Performance optimization of the modified quadtree algorithm

For e-profile we need a really fast algorithm to place a bunch of windbarbs according to a given zoom level.

We discussed this issue here and here and here.

The algorithm for E-Profile is a slightly modified quadtree algorithm, described here in detail. Update: The algorithm failed the goal. So a new algorithm was developed.

To get a decent performance you have to squeeze any ounce of performance out of the code.

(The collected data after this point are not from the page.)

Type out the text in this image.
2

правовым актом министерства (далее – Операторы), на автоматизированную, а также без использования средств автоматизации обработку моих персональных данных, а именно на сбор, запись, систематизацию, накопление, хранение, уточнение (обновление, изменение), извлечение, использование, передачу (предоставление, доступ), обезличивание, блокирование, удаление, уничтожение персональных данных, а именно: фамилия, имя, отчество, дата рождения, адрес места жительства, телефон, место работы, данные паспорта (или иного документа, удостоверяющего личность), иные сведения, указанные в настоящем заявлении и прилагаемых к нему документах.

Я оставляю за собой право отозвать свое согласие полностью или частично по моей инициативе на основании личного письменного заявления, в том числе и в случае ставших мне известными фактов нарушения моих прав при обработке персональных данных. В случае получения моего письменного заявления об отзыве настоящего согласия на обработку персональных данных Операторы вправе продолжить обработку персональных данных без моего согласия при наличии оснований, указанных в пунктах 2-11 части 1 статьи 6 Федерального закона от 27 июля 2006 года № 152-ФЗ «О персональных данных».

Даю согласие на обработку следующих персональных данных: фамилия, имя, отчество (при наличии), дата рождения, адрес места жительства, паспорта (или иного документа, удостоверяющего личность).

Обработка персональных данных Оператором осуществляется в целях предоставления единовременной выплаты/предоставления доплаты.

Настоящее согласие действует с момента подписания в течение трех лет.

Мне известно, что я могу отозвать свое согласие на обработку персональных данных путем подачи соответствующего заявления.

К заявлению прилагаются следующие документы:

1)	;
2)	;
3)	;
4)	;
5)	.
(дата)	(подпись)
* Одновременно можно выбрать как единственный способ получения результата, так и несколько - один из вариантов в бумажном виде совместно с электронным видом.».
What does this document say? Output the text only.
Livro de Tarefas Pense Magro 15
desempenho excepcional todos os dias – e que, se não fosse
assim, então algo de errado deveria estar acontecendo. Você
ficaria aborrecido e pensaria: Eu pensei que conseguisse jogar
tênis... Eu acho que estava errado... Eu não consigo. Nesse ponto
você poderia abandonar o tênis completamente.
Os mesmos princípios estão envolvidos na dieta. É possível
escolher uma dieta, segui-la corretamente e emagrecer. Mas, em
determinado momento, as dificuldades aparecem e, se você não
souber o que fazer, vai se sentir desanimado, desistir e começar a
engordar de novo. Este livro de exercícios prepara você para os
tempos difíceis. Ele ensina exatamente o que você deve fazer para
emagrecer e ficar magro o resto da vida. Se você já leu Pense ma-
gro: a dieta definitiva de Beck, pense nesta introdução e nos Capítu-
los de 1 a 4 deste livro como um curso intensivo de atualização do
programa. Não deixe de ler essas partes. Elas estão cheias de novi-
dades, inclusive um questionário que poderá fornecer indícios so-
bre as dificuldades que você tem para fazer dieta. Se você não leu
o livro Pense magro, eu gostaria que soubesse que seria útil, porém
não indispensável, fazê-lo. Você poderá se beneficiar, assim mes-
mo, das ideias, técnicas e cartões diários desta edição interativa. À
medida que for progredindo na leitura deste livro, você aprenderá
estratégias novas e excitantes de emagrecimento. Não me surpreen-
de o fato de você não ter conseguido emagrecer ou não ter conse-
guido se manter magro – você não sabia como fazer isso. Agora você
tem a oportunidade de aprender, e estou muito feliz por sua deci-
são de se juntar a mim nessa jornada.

So we test all our optimizations against 1 Milllion datapoints and our target is one second runtime.

    Python   Cython    
  Number points OOP Flat numpy Only semantic One Class OOP Proc w. OOP wrapper
Runtime (ms) 100000 21335 9500 997 200 115
  1000000 274988 109000 11780 2900 1380
             
BaseMemory (MB) 100000 103.2 80.9 84.8 81.1 84.6
  1000000 326.8 95.1 98.6 95.1 99.2
             
Memory total 100000 231.9 102.2 124.9 183.4 100.9
  1000000 1618.5 314.6 511.6 1134.9 272.9

 

The base case is the Python OOP Code. It take 21 seconds for 100000 datapoints, far to slow for our need.

An alternative implementation in Numpy utilizing numpy Integers in favour to python Pointers reduces the memory consumption tremendously. Also the runtime is roughly halved or tripeled.

Ich we take the base case code and do just semantic changes in Cython notation via a pxd file we will gain ten times the speed of the numpy solution. Cool!

Then we can optimize the cython code even more. We combine the three classes in the base case into one class and use for this class a Cython cdef class we speed up another factor of five. Really impressive.

But the fastest and most memory efficient solution is the write the algorithm in plain procedural Cython utilizing a Struct to represent the quadtree structure. In addition we use a Cython cdef class to present the cython procedures as member of a Python class. And with this optimization we arrive at our optimization goal: 1 Mio datapoints processed in 1.4 seconds.